凡ミスをするAI 新しい「種」とどう付き合うか?
AIは人間の仕事を奪うか
AIに関する一般的な議論にはいくつかのパターンがある。代表的なものは、AIは人間の仕事を奪うか、AIが人間の上に立ち人間を攻撃することはないか、AIは感情をもつかそしてその権利(人権のようなもの)は認められるべきか、といったところだ。 しかしわれわれはこれまで、機械やロボットに対しても同様の議論をしてきた。19世紀初めのイギリスでは、機械に仕事を奪われることを恐れた労働者が、工場と生産機械の「打ち壊し」を始め(ラッダイト運動)、これがのちの社会主義運動につながった。たしかにAIが人間に取って代わる仕事もあるだろうが、機械やロボットの場合と同じように、それを管理する周辺の仕事は増えるのではないか。AIに奪われるのは、高度な頭脳労働とされていたが、実は少し訓練すれば誰にでもできるというようなものだろう。どんな仕事も時代の変化に脅かされているものだ。今の日本では、資格や免状など既存の制度に守られているものほどAIの脅威に晒されるような気がする。 AIが人間の能力を超える時点を「シンギュラリティ」と呼ぶ。個々の能力ではすでに超えているのだが、全般的にAIという種の能力が人間という種の能力を超える「技術的特異点」の意味である。
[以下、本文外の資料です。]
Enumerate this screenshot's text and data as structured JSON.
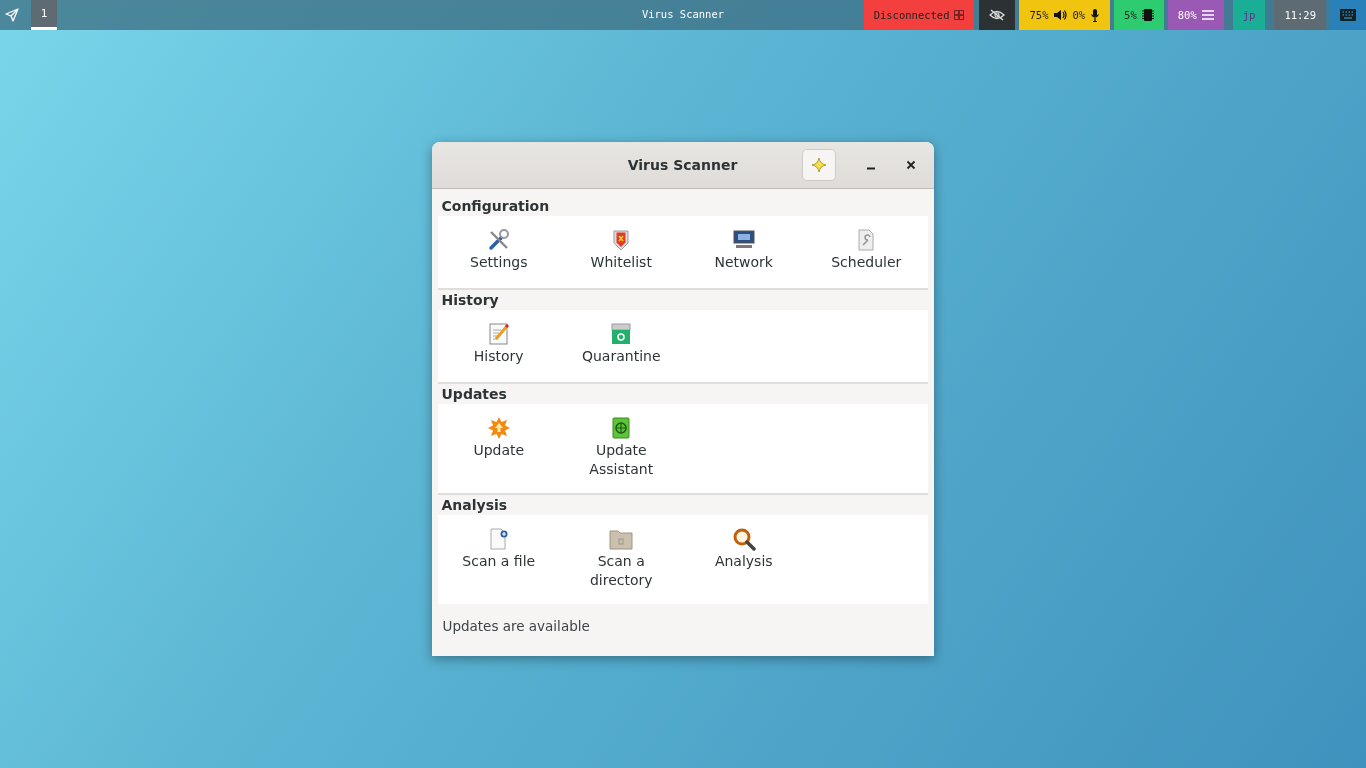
{
  "top_bar": {
    "workspaces": [
      {
        "label": "1",
        "selected": true
      }
    ],
    "title": "Virus Scanner",
    "status_blocks": [
      {
        "kind": "network",
        "text": "Disconnected",
        "color": "#f43f3f"
      },
      {
        "kind": "privacy",
        "color": "#2c3134"
      },
      {
        "kind": "audio",
        "text": "75%",
        "text_2": "0%",
        "color": "#f1c40f"
      },
      {
        "kind": "cpu",
        "text": "5%",
        "color": "#2ecc71"
      },
      {
        "kind": "memory",
        "text": "80%",
        "color": "#9b59b6"
      },
      {
        "kind": "layout",
        "text": "jp",
        "color": "#1aae96"
      },
      {
        "kind": "clock",
        "text": "11:29",
        "color": "#5f6b73"
      },
      {
        "kind": "keyboard",
        "color": "#2a80b9"
      }
    ]
  },
  "window": {
    "title": "Virus Scanner",
    "sections": [
      {
        "title": "Configuration",
        "items": [
          {
            "kind": "settings",
            "label": "Settings"
          },
          {
            "kind": "whitelist",
            "label": "Whitelist"
          },
          {
            "kind": "network",
            "label": "Network"
          },
          {
            "kind": "scheduler",
            "label": "Scheduler"
          }
        ]
      },
      {
        "title": "History",
        "items": [
          {
            "kind": "history",
            "label": "History"
          },
          {
            "kind": "quarantine",
            "label": "Quarantine"
          }
        ]
      },
      {
        "title": "Updates",
        "items": [
          {
            "kind": "update",
            "label": "Update"
          },
          {
            "kind": "update-assistant",
            "label": "Update Assistant"
          }
        ]
      },
      {
        "title": "Analysis",
        "items": [
          {
            "kind": "scan-file",
            "label": "Scan a file"
          },
          {
            "kind": "scan-directory",
            "label": "Scan a directory"
          },
          {
            "kind": "analysis",
            "label": "Analysis"
          }
        ]
      }
    ],
    "status": "Updates are available"
  }
}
「自らを改良し続けるAI」が現れたときだともいう。つまり外在化された脳の自動進化が始まるときである。今は2045年と予測されている。残念ながらというべきか、幸いにもというべきか、僕はその時まで生きていないだろう。 問題は社会的主導権であり、人間がコントロールできない、あるいはコントロールされる恐れが指摘されている。しかしすでに人間は、複雑化する社会システムの歯車となり、管理され、監視され、その主体性を奪われているのではないか。そういったことは、ベルトコンベア生産の初期を描いたチャールズ・チャップリンの映画『モダン・タイムス』でも、オルダス・ハクスリーの『すばらしい新世界』、ジョージ・オーウェルの『1984年』といった近未来小説でも描かれている。これはむしろ脳の外在化についてまわる、人間と社会組織の問題なのだ。 AIが人間を攻撃することは考えにくいが、この点についてはアイザック・アシモフの「ロボット工学三原則」(人間を攻撃しない、人間の命令に従う、自己破壊しない)が思い起こされる。実際、AIの問題はかなりの部分、これまでロボットの問題として考えられてきたことに近い。定義としても、AIが、たとえ人間の形をしていなくとも、たとえ物体として独立的でなくとも、ひとつの個体として認識されるならロボットと呼んでもいいだろう。